This problem has me stumped.
I have the following data frame:
library(dplyr)
# approximation of data frame
x <- data.frame(doy = sample(c(seq(200, 300)), 20, replace = T),
year = sample(c("2000", "2005"), 20, replace = T),
phase = sample(c("pre", "post"), 20, replace = T))

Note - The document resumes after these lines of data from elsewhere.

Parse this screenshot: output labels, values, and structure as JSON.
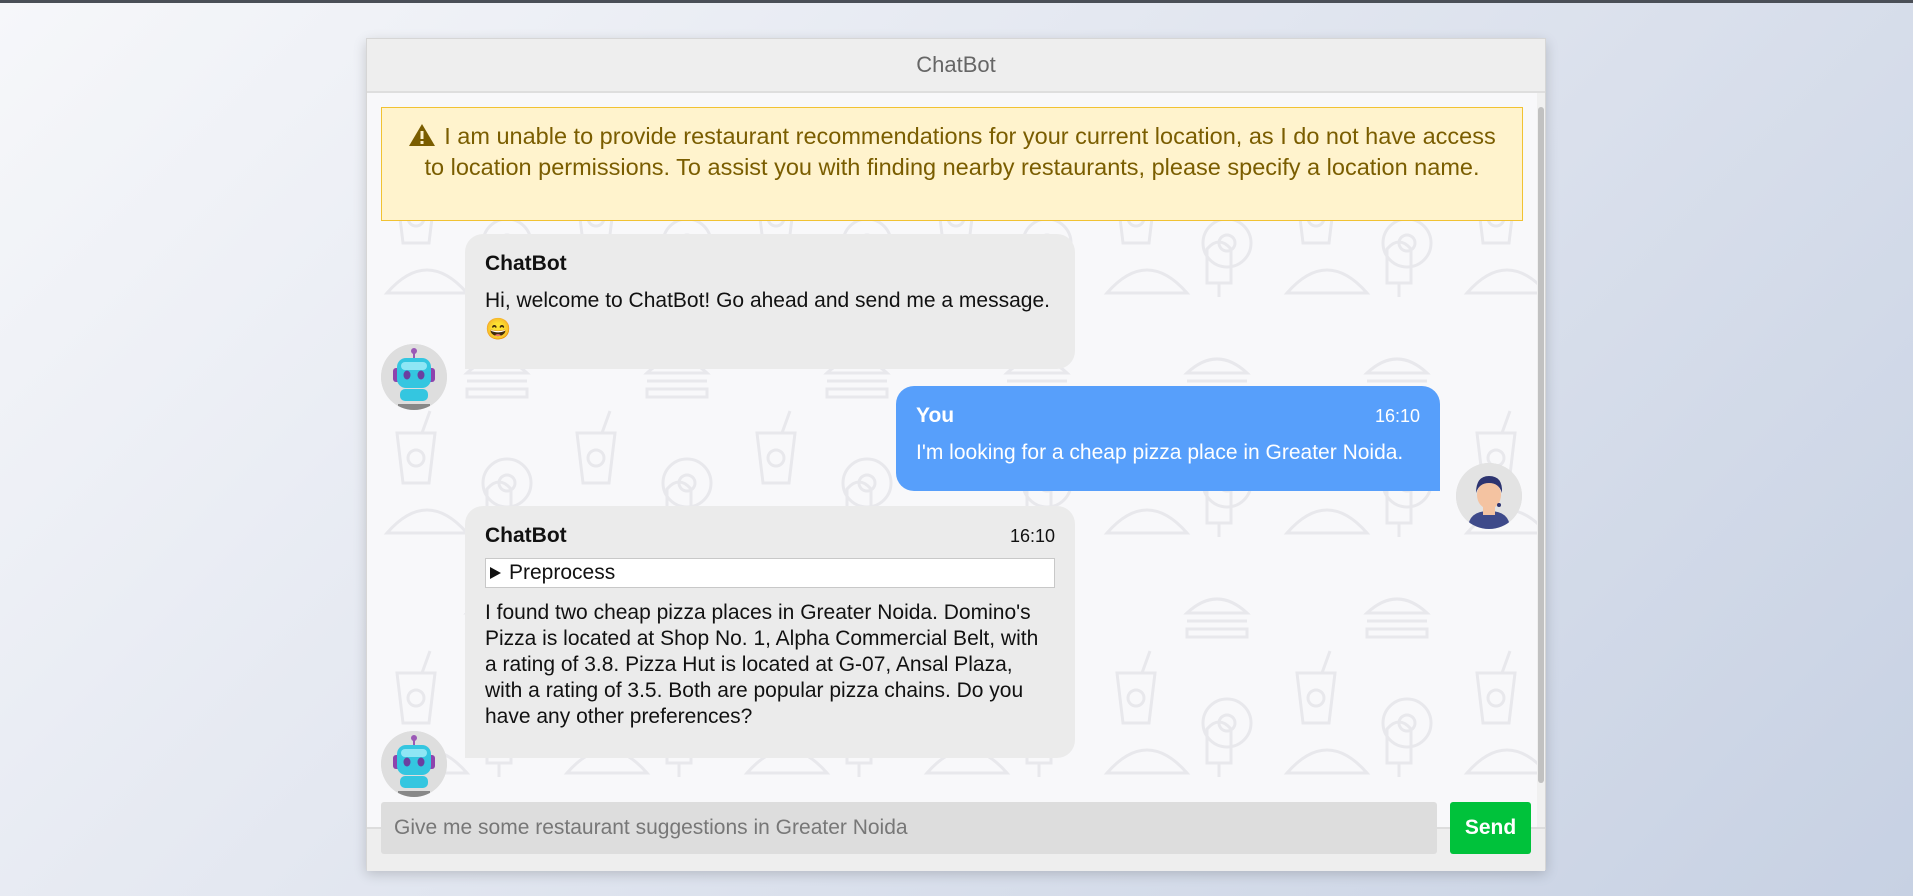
{
  "app": {
    "title": "ChatBot"
  },
  "alert": {
    "icon": "warning-icon",
    "text": "I am unable to provide restaurant recommendations for your current location, as I do not have access to location permissions. To assist you with finding nearby restaurants, please specify a location name."
  },
  "messages": [
    {
      "sender": "ChatBot",
      "time": "",
      "text": "Hi, welcome to ChatBot! Go ahead and send me a message. 😄",
      "avatar": "robot-avatar"
    },
    {
      "sender": "You",
      "time": "16:10",
      "text": "I'm looking for a cheap pizza place in Greater Noida.",
      "avatar": "user-avatar"
    },
    {
      "sender": "ChatBot",
      "time": "16:10",
      "details_label": "Preprocess",
      "text": "I found two cheap pizza places in Greater Noida. Domino's Pizza is located at Shop No. 1, Alpha Commercial Belt, with a rating of 3.8. Pizza Hut is located at G-07, Ansal Plaza, with a rating of 3.5. Both are popular pizza chains. Do you have any other preferences?",
      "avatar": "robot-avatar"
    }
  ],
  "composer": {
    "placeholder": "Give me some restaurant suggestions in Greater Noida",
    "send_label": "Send"
  },
  "colors": {
    "user_bubble": "#579ffb",
    "bot_bubble": "#ebebeb",
    "send_button": "#00c23b",
    "alert_bg": "#fff3cd"
  }
}
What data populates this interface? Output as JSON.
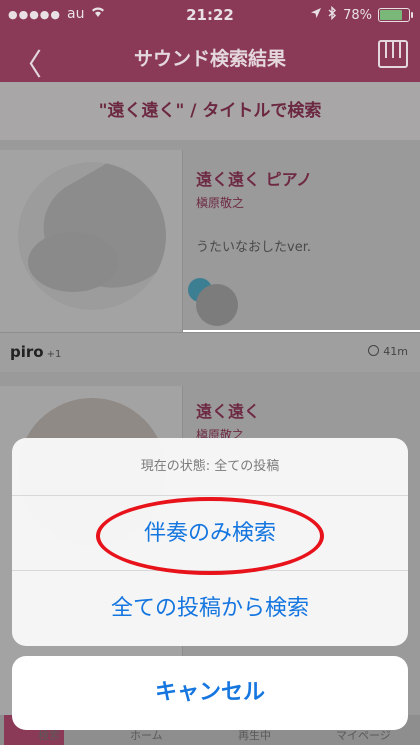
{
  "status_bar": {
    "carrier": "au",
    "signal_dots": "●●●●●",
    "time": "21:22",
    "battery": "78%",
    "battery_level": 0.78
  },
  "nav": {
    "back_glyph": "〈",
    "title": "サウンド検索結果"
  },
  "search_banner": "\"遠く遠く\" / タイトルで検索",
  "results": [
    {
      "title": "遠く遠く ピアノ",
      "artist": "槇原敬之",
      "comment": "うたいなおしたver.",
      "user": "piro",
      "user_extra": "+1",
      "time_ago": "41m"
    },
    {
      "title": "遠く遠く",
      "artist": "槇原敬之"
    }
  ],
  "tabbar": {
    "items": [
      "検索",
      "ホーム",
      "再生中",
      "マイページ"
    ]
  },
  "action_sheet": {
    "header": "現在の状態: 全ての投稿",
    "option_1": "伴奏のみ検索",
    "option_2": "全ての投稿から検索",
    "cancel": "キャンセル"
  },
  "colors": {
    "accent": "#8a3a56",
    "sheet_blue": "#1576e0",
    "annotation_red": "#e8121b"
  }
}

and a simple 'summarize' function that takes in the column name as a variable, and works nicely:
getStats <- function(df, col) {
col <- as.name(col)
df %>%
group_by(year, phase) %>%
summarize(n = sum(!is.na(col)),
mean = mean(col, na.rm = T),
sd = sd(col, na.rm = T),
se = sd/sqrt(n))
}
> getStats(x, "doy")
Source: local data frame [4 x 6]
Groups: year [?]
year phase n mean sd se
<fctr> <fctr> <int> <dbl> <dbl> <dbl>
1 2000 post 8 248.625 30.42526 10.75695
2 2000 pre 2 290.000 14.14214 10.00000
3 2005 post 5 231.400 32.86031 14.69558
4 2005 pre 5 274.200 29.79429 13.32441
However, if I modify the function to get the median, it returns an error:
getStats <- function(df, col) {
col <- as.name(col)
df %>%
group_by(year, phase) %>%
summarize(n = sum(!is.na(col)),
mean = mean(col, na.rm = T),
med = median(col, na.rm = T), # new line
sd = sd(col, na.rm = T),
se = sd/sqrt(n))
}
> getStats(x, "doy")
Error in median (doy, na.rm = TRUE): object "doy" not found
I've tried a host of name and position changes, but all yield the same result: 'median' doesn't accept the column name as a passed variable. I assume I'm missing something so basic I'll do a face palm when someone points it out to me, but in the interim I feel like I'm losing my sanity. I appreciate any insights!